Definition and Purpose

  • Quantitative PCR (qPCR): A PCR-based method for detecting specific RNA molecules.

    • Features: Fully quantitative, highly sensitive.

  • Uses:

    • Quantification of gene expression.

    • Detection of viruses and microbes (e.g., SARS-CoV-2).

Major Steps in qPCR

  1. Isolate RNA from the sample.

  2. Reverse transcribe mRNA to complementary DNA (cDNA), requires:

    • Template RNA

    • dNTPs

    • Poly(T) primer

    • Reverse transcriptase ( reverse transcriptase is an enzyme that synthesizes complementary DNA (cDNA) from RNA templates, playing a crucial role in molecular biology for applications such as cDNA library construction and quantitative PCR. )

  3. qPCR:

    • Amplify cDNA of interest using sequence-specific primers.

    • Measure DNA quantity after each cycle.

  4. Analysis:

    • PCR cycle number at which DNA is detected above a threshold correlates to the initial concentration of DNA.

      • more mRNA = more cDNA

      • More cDNA = more template for PCR

      • More template for PCR means more fluorescence.

SYBR Green Method

  • A specific method noted for its application in qPCR for detecting amplified DNA.

    • only fluorescent when bound to double-stranded DNA

Comparison: Standard PCR vs. qPCR

  • Standard PCR:

    • Gene-specific primers to amplify DNA of interest.

    • Detection of PCR products only after 25-35 cycles.

  • qPCR:

    • Gene-specific primers to quantify DNA.

    • Detect PCR products after each cycle, allowing for real-time analysis.

Limitations of qPCR

  • Cannot determine the size of RNA molecules.

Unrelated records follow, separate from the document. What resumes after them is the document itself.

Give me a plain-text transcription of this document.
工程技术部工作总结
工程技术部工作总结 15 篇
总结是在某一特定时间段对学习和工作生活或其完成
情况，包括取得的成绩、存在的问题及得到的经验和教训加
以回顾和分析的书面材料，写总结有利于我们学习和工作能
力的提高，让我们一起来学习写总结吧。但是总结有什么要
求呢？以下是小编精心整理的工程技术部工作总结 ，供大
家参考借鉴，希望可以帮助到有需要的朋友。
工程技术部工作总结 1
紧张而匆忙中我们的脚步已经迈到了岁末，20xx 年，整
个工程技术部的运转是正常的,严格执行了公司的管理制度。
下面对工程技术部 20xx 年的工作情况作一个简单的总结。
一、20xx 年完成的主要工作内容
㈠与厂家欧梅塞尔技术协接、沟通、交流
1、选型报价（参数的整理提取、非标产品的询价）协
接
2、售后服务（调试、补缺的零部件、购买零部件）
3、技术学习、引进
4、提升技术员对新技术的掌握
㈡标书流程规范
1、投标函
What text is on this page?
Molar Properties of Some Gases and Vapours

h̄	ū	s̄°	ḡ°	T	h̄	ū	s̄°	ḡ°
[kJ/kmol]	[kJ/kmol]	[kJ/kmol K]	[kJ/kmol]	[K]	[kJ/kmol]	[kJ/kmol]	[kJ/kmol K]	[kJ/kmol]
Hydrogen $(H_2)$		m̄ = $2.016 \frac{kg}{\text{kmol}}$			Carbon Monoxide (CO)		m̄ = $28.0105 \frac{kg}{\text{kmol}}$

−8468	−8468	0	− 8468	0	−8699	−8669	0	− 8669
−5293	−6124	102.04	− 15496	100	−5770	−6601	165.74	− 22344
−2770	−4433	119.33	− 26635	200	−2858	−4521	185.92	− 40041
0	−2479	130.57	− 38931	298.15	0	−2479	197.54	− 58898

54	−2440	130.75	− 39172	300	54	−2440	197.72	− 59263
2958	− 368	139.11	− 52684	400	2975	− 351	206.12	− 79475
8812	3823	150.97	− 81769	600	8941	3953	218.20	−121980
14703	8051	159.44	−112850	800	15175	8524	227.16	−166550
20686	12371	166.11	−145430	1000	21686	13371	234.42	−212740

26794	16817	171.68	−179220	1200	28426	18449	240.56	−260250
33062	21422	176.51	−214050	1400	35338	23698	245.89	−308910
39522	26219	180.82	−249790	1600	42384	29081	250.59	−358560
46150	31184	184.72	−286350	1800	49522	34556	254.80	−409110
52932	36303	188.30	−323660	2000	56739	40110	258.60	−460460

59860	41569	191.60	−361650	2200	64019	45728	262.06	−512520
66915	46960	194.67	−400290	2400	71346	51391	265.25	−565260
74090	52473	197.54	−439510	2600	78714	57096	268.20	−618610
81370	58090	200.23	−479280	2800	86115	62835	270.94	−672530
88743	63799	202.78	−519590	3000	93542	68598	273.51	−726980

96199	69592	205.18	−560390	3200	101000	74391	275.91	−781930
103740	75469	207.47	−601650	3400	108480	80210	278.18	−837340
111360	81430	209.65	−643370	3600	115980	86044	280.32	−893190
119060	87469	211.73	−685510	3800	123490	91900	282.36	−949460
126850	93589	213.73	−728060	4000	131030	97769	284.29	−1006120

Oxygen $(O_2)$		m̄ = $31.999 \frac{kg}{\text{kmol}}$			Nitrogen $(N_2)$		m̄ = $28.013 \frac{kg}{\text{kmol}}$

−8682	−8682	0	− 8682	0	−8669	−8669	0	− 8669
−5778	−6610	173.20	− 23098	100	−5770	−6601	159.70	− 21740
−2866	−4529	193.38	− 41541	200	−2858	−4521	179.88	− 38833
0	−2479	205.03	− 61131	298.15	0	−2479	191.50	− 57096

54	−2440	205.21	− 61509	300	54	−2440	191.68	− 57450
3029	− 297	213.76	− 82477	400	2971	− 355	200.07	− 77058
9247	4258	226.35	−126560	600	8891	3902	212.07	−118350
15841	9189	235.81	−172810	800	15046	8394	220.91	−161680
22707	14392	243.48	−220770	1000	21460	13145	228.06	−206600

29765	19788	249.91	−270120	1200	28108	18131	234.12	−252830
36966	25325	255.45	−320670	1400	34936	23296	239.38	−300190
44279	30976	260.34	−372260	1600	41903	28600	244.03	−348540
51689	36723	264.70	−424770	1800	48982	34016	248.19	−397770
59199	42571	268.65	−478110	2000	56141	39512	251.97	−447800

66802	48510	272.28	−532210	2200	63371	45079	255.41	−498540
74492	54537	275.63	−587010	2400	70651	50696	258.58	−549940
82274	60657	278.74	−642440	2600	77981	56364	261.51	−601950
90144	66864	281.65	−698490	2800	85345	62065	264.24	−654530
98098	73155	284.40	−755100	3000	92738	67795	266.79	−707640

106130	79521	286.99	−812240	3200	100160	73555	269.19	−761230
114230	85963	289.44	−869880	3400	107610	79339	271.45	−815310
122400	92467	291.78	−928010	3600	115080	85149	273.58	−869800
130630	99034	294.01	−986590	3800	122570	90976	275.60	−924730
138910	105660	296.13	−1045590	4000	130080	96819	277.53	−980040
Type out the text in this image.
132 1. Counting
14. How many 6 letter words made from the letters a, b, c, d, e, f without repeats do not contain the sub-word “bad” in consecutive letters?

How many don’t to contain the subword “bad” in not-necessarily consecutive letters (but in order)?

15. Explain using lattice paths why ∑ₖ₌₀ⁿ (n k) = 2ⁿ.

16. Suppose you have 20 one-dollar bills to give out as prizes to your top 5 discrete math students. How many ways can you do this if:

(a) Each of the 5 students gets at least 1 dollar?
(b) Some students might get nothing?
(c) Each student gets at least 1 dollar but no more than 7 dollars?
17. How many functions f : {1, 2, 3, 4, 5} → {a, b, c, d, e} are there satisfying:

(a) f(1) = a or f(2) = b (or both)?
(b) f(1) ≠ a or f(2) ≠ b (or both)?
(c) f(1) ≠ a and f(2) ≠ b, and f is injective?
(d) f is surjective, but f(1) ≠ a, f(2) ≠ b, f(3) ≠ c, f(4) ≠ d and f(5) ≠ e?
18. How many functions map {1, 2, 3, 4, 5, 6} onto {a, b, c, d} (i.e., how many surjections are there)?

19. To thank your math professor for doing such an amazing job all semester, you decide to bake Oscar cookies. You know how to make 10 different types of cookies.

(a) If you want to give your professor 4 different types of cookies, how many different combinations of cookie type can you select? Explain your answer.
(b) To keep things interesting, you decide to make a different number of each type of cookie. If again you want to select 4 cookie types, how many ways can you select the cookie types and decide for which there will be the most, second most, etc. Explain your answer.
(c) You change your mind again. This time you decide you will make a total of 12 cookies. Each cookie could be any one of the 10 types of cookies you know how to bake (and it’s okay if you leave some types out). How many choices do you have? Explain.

  • Can be technically challenging with potential for false-positive and false-negative results.

  • Not high-throughput, limiting the number of genes analyzed.

RNA Sequencing (RNA-Seq)

Introduction

  • Course Info: BIOL 205 - RNA Techniques, Video 5: RNA Sequencing

Learning Outcomes

  • By the end of the video, students should be able to:

    • Explain the purpose of RNA sequencing.

    • Outline major steps of RNA sequencing.

    • Identify situations where RNA sequencing is the most appropriate technique.

Definition and Purpose

  • RNA Sequencing (RNA-Seq): A technique utilizing Next Generation Sequencing (NGS) to detect and quantify the expression of all mRNAs in a sample.

    • Fully quantitative, highly sensitive, and high-throughput.

  • Uses:

    • Determine gene expression patterns under varying conditions.

    • Identify which DNA segments are transcribed.

Major Steps in RNA Sequencing

  1. Isolate RNA from the sample.

  2. Reverse transcribe mRNA into cDNA.

  3. Fragment cDNA.

  4. Attach adapters to cDNA:

    • Include sequences for primer binding.

  5. Attach cDNA to a solid surface.

  6. Amplify cDNA sequences using PCR.

  7. Sequence the fragments.

  8. Analyze the data using specialized software.

Limitations of RNA Sequencing

  • High cost associated with the technique.

  • Generates a substantial amount of data, which can complicate analysis.